On Internet Hosting

How it all began...

I've worked for two ISPs in the past, so at various times, hosting Internet services was no problem at all - I'd either use their infrastructure, or get free colo from them and do it on my own hardware, but in their datacenter. But I quit those jobs long ago...

Mail and DNS

So that was when I moved my mail hosting to Google. I don't regret that at all - other than that I'm letting Google read my mail. But seriously, not having to run my own mail server is so nice. Maybe I'll move it from Google at some point, but not any time soon - especially since I don't even have to pay them anything for it.

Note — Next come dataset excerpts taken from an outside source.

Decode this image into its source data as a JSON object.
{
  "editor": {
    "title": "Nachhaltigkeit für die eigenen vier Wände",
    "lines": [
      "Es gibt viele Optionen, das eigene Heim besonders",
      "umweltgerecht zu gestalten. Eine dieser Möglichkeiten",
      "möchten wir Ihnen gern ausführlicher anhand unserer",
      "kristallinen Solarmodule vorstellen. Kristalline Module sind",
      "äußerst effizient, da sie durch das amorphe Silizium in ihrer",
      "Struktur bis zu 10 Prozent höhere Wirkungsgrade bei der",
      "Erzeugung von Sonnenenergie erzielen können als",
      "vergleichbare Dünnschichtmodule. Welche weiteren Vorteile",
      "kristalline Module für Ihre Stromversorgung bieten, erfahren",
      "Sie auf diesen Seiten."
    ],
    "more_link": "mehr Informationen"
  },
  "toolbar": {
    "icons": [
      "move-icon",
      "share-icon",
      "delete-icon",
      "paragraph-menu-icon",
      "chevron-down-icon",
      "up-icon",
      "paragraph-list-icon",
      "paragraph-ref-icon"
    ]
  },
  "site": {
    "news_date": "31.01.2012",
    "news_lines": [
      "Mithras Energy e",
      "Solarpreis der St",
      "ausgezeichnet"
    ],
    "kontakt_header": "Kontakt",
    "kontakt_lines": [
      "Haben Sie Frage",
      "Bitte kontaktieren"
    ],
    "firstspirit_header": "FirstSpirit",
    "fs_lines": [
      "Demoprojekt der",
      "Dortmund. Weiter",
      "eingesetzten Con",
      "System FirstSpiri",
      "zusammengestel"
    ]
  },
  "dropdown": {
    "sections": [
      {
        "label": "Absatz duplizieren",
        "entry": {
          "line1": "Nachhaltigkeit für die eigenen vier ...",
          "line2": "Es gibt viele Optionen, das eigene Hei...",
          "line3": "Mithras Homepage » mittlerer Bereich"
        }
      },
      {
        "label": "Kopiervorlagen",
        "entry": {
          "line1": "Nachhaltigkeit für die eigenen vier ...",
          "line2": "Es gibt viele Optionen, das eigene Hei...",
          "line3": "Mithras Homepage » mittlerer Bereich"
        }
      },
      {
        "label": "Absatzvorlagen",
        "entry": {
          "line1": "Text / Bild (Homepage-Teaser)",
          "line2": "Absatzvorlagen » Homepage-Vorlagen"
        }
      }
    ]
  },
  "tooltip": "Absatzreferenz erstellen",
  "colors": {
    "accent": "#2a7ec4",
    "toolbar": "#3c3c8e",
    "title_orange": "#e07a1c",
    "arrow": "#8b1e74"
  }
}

I also started using my domain registrar, GoDaddy, to host my DNS. That one's not so easy to justify. I've been hosting domains with GoDaddy for like 10 years, and they've twice now messed things up. Maybe that's not the worst record, but I hold grudges. Once, they transferred several of my domains away from me to the account of one of my jobs - while I got them back, it was a wakeup call that, at least at the time, they were sorta fast and loose with their policies. Then when I cut over to my current web hosting I had to modify DNS to point to the new server, and half their nameservers started returning the new records, and half the old ones. Their support was pretty inept. I got it worked out, but I'm left thinking that they're really not very bright - but free DNS hosting with a domain is still better than having to run my own public DNS servers, right?

Web Hosting

I used to be a Speakeasy customer when they offered residential service. Then they got bought by Megapath, and stopped offering residential service, and I upgraded to a business line. I ran all the services I wanted, including this website, from that line, and it was nice. But it was ADSL and I was paying ~$160/mo for 8mbit/1mbit service - and while it was sure nice having 8 static IPs and permission to run services, I just couldn't justify paying that much for that kind of bandwidth - and after Linda and I moved Comcast was our only option.

So now at home, I'm a Comcast customer. Their service is actually pretty stable and I never notice issues with bandwidth (at least, once they worked things out with Netflix), so I can't complain about that - but I still don't like them as a company. Anyways, I don't pay for business service, and my IP changes often enough that I don't try to run any outbound facing services from it - not to mention that Comcast doesn't allow me to do that under their terms. So, the most that I bother with is running an SSH daemon for remote access.

I had been considering getting an account with one of those Linux container services - Linode, ramnode, etc - but even paying a few bucks a month for what I understood to be pretty bad service seemed like a bad deal - so I never did that (and my site was down because of it).

So, when Google announced an always free tier for their cloud platform, I jumped at it. That's where this site is hosted now, and frankly an f1-micro instance with 30GB of storage and 1GB of monthly egress is pretty great when all you want is a website consisting almost completely of text.

So that's what I'm doing for now - my MX records point at Google, GoDaddy is my registrar and DNS host, GCE runs a VM that hosts this site - and most everything else I care about is in my house. And it doesn't cost me any extra money per month for any of it.